Quant à l'étendue de la saisine B.2.1. Les deux premières questions préjudicielles visent la loi sur le football « en général, et son article 31 en particulier ».

L'article 31 prévoit qu'il peut être interjeté appel auprès du tribunal de police contre la décision prise par le fonctionnaire compétent.

La troisième question préjudicielle vise la loi précitée « en général ».

B.2.2. Il ressort tant de la motivation de la décision de renvoi que de la formulation des questions posées qu'en sus de l'article 31 de la loi sur le football explicitement mentionné, il y a lieu de contrôler aussi les articles 24 à 30 de cette loi. L'article 24 prévoit en effet la possibilité d'infliger, dans des cas déterminés, une amende administrative et une interdiction administrative de stade ou l'une de ces deux sanctions seulement. Les articles 25 à 30 instaurent des règles de procédure relatives à l'action administrative.

B.2.3. La Cour vérifie par conséquent la compatibilité des articles 24 à 31 de la loi précitée avec les articles 10 et 11 de la Constitution.

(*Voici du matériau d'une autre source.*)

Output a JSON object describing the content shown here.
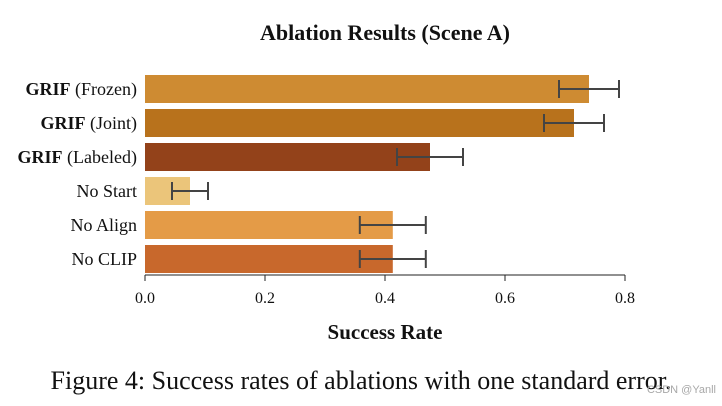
{
  "chart_data": {
    "type": "bar",
    "orientation": "horizontal",
    "title": "Ablation Results (Scene A)",
    "xlabel": "Success Rate",
    "ylabel": "",
    "xlim": [
      0.0,
      0.8
    ],
    "xticks": [
      "0.0",
      "0.2",
      "0.4",
      "0.6",
      "0.8"
    ],
    "grid": false,
    "categories": [
      {
        "bold": "GRIF",
        "rest": " (Frozen)"
      },
      {
        "bold": "GRIF",
        "rest": " (Joint)"
      },
      {
        "bold": "GRIF",
        "rest": " (Labeled)"
      },
      {
        "bold": "",
        "rest": "No Start"
      },
      {
        "bold": "",
        "rest": "No Align"
      },
      {
        "bold": "",
        "rest": "No CLIP"
      }
    ],
    "values": [
      0.74,
      0.715,
      0.475,
      0.075,
      0.413,
      0.413
    ],
    "errors": [
      0.05,
      0.05,
      0.055,
      0.03,
      0.055,
      0.055
    ],
    "colors": [
      "#ce8b32",
      "#b8721c",
      "#93421a",
      "#ebc57a",
      "#e49b47",
      "#c8682c"
    ]
  },
  "caption": "Figure 4: Success rates of ablations with one standard error.",
  "watermark": "CSDN @Yanll"
}
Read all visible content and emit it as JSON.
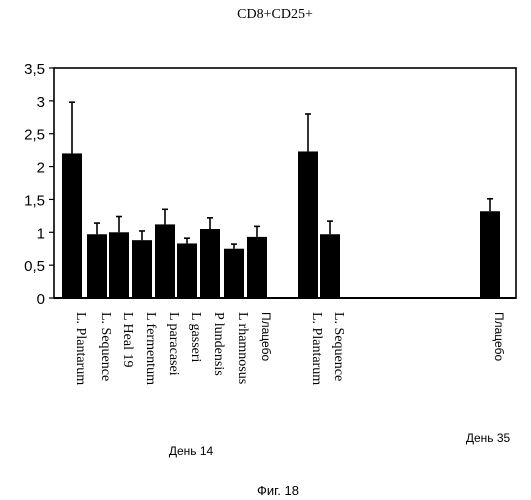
{
  "chart_data": {
    "type": "bar",
    "title": "CD8+CD25+",
    "ylim": [
      0,
      3.5
    ],
    "yticks": [
      "0",
      "0,5",
      "1",
      "1,5",
      "2",
      "2,5",
      "3",
      "3,5"
    ],
    "categories": [
      "L. Plantarum",
      "L. Sequence",
      "L Heal 19",
      "L fermentum",
      "L paracasei",
      "L gasseri",
      "P lundensis",
      "L rhamnosus",
      "Плацебо",
      "L. Plantarum",
      "L. Sequence",
      "Плацебо"
    ],
    "values": [
      2.2,
      0.97,
      1.0,
      0.88,
      1.12,
      0.83,
      1.05,
      0.75,
      0.93,
      2.23,
      0.97,
      1.32
    ],
    "errors": [
      0.78,
      0.17,
      0.24,
      0.14,
      0.23,
      0.08,
      0.17,
      0.07,
      0.16,
      0.57,
      0.2,
      0.19
    ],
    "groups": [
      {
        "label": "День 14",
        "count": 9
      },
      {
        "label": "День 35",
        "count": 3
      }
    ],
    "grid": false,
    "colors": {
      "bar": "#000000",
      "axis": "#000000"
    }
  },
  "figure_caption": "Фиг. 18"
}
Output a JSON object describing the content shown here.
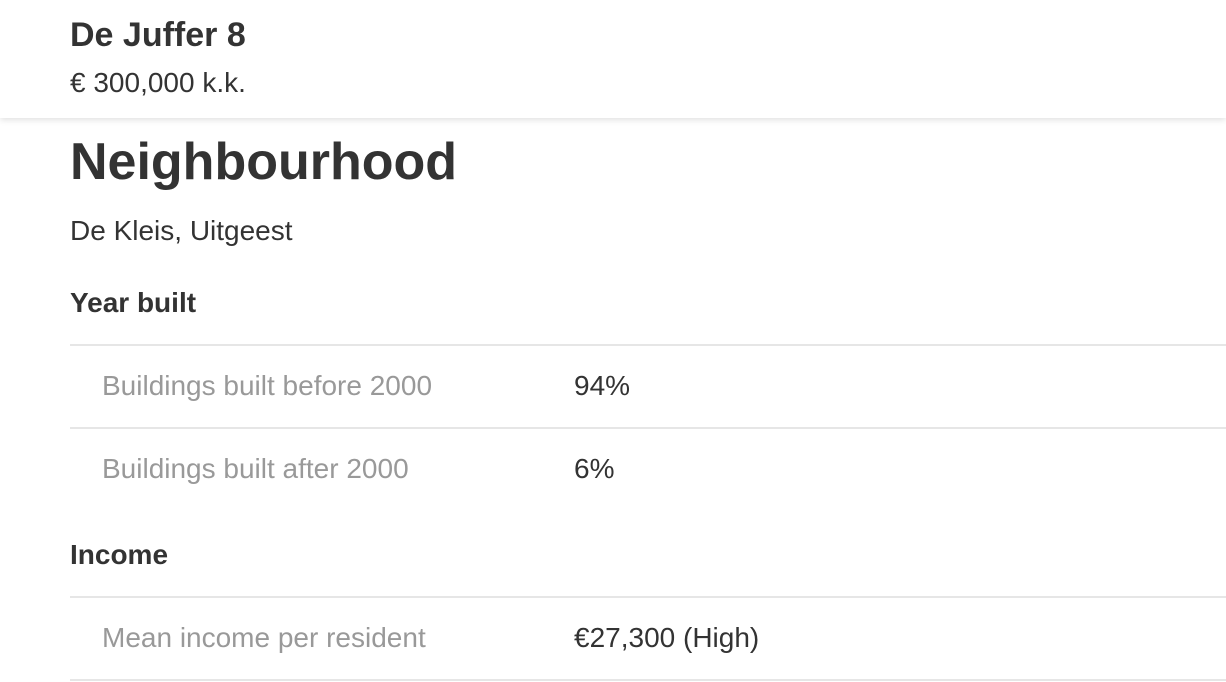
{
  "header": {
    "title": "De Juffer 8",
    "price": "€ 300,000 k.k."
  },
  "neighbourhood": {
    "heading": "Neighbourhood",
    "location": "De Kleis, Uitgeest",
    "year_built": {
      "heading": "Year built",
      "rows": [
        {
          "label": "Buildings built before 2000",
          "value": "94%"
        },
        {
          "label": "Buildings built after 2000",
          "value": "6%"
        }
      ]
    },
    "income": {
      "heading": "Income",
      "rows": [
        {
          "label": "Mean income per resident",
          "value": "€27,300 (High)"
        }
      ]
    }
  }
}
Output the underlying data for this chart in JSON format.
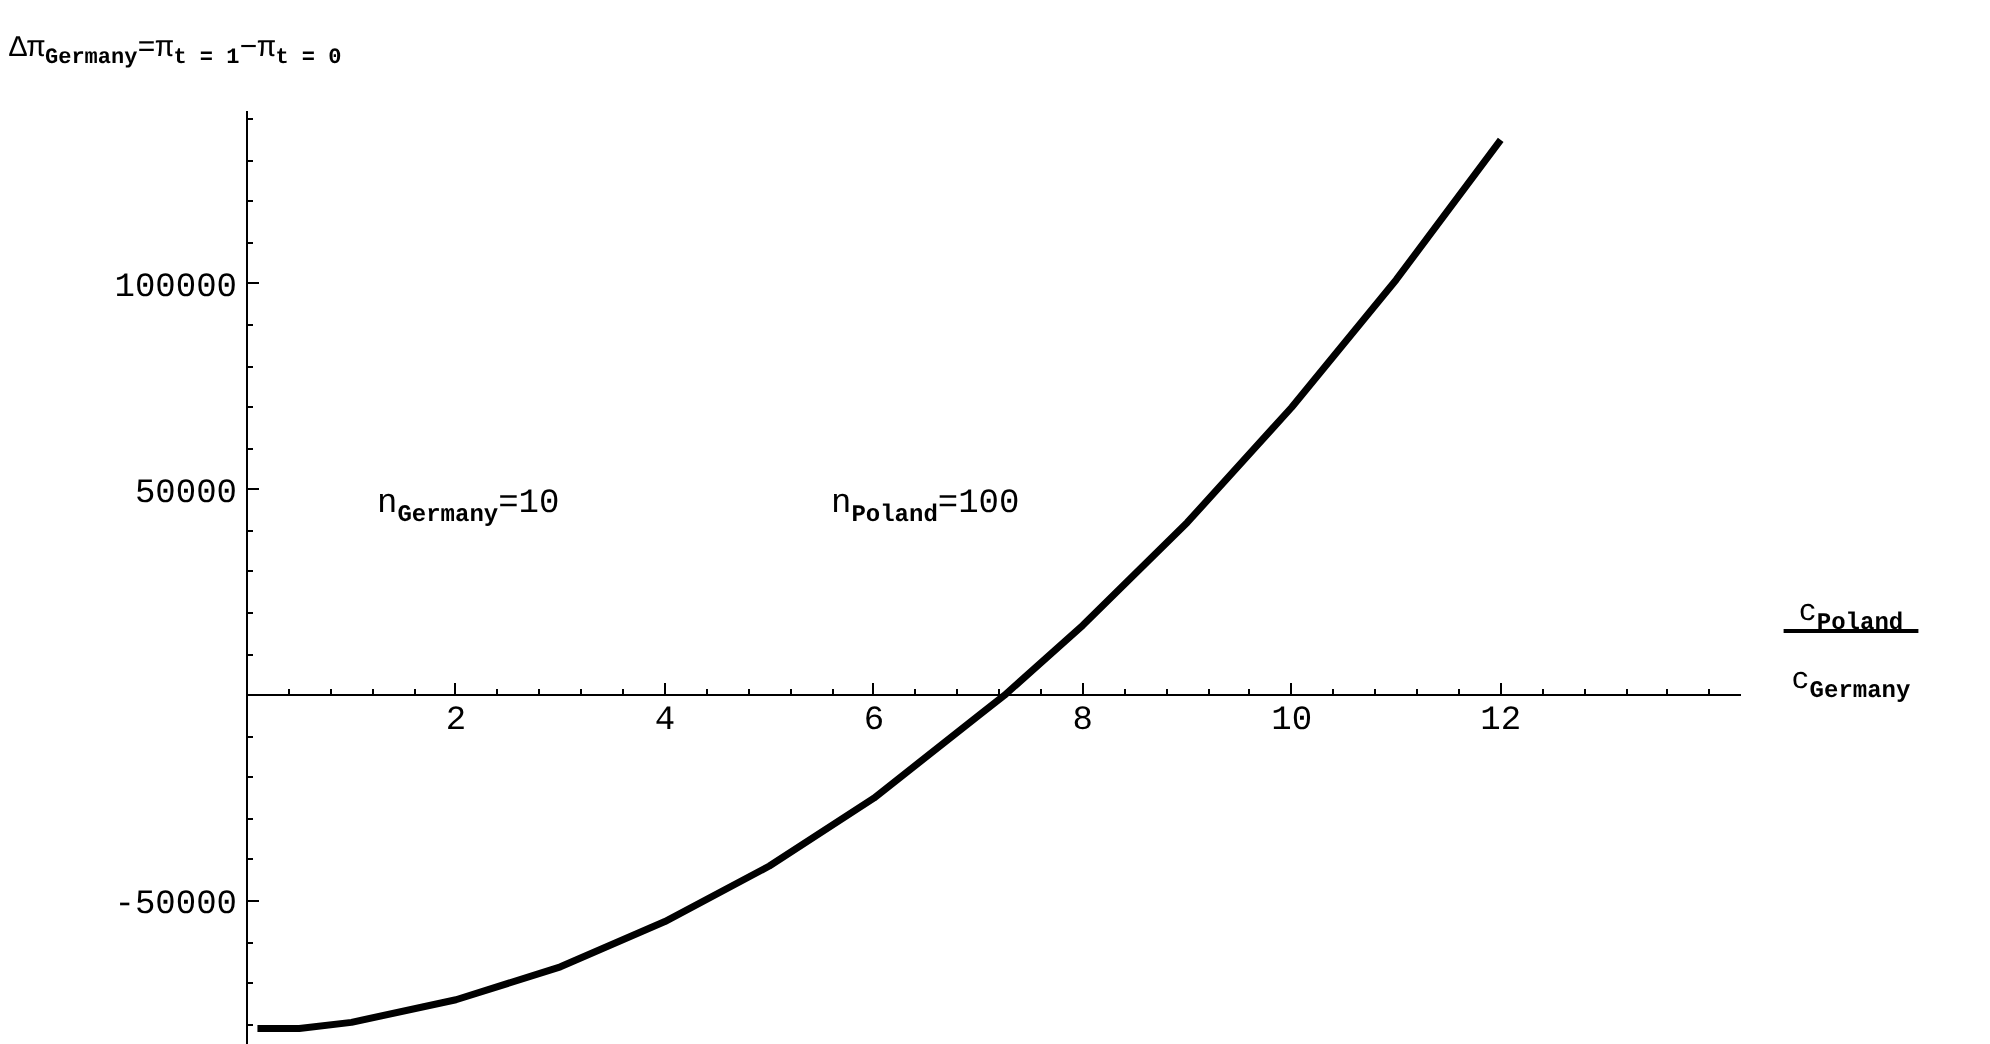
{
  "chart_data": {
    "type": "line",
    "title": "Δπ$_{Germany}$=π$_{t = 1}$−π$_{t = 0}$",
    "xlabel": "c$_{Poland}$\nc$_{Germany}$",
    "annotations": [
      "n$_{Germany}$=10",
      "n$_{Poland}$=100"
    ],
    "x": [
      0.1,
      0.5,
      1,
      2,
      3,
      4,
      5,
      6,
      7,
      7.25,
      8,
      9,
      10,
      11,
      12
    ],
    "series": [
      {
        "color": "#000000",
        "values": [
          -81000,
          -81000,
          -79500,
          -74000,
          -66000,
          -55000,
          -41500,
          -25000,
          -5000,
          0,
          17000,
          42000,
          70000,
          101000,
          135000
        ]
      }
    ],
    "xlim": [
      0,
      14.3
    ],
    "ylim": [
      -85000,
      142000
    ],
    "xticks": [
      2,
      4,
      6,
      8,
      10,
      12
    ],
    "yticks": [
      -50000,
      50000,
      100000
    ],
    "grid": false,
    "marker": "none",
    "line_style": "solid"
  }
}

Quant aux dispositions en cause B.3.1. Les dispositions en cause sont libellées comme suit : «

Art. 24.Conformément à la procédure prévue au Titre IV, une amende administrative de dix mille francs à deux cent mille francs et une interdiction de stade administrative d'une durée de trois mois à cinq ans ou une de ces deux sanctions peuvent être infligées en cas de contravention aux articles 20, 21, 22 et 23.

Titre IV. - Procédure relative à l'action administrative CHAPITRE Ier. - Constatation des faits

Art. 25.Les faits sanctionnés par les articles 18 et 24 sont constatés dans un procès-verbal par un fonctionnaire de police. Les faits sanctionnés par l'article 18 peuvent également être constatés dans un procès-verbal par un fonctionnaire désigné par le Roi.

L'original du procès-verbal est envoyé au fonctionnaire visé à l'article 26, alinéa 1er.

Pour les faits visés aux articles 20, 21, 22 et 23, une copie du procès-verbal est envoyée en même temps au procureur du Roi. CHAPITRE II. - Imposition de sanctions

Art. 26.La sanction administrative est imposée par le fonctionnaire désigné par le Roi, à l'exception du fonctionnaire ayant dressé procès-verbal en application de l'article 25.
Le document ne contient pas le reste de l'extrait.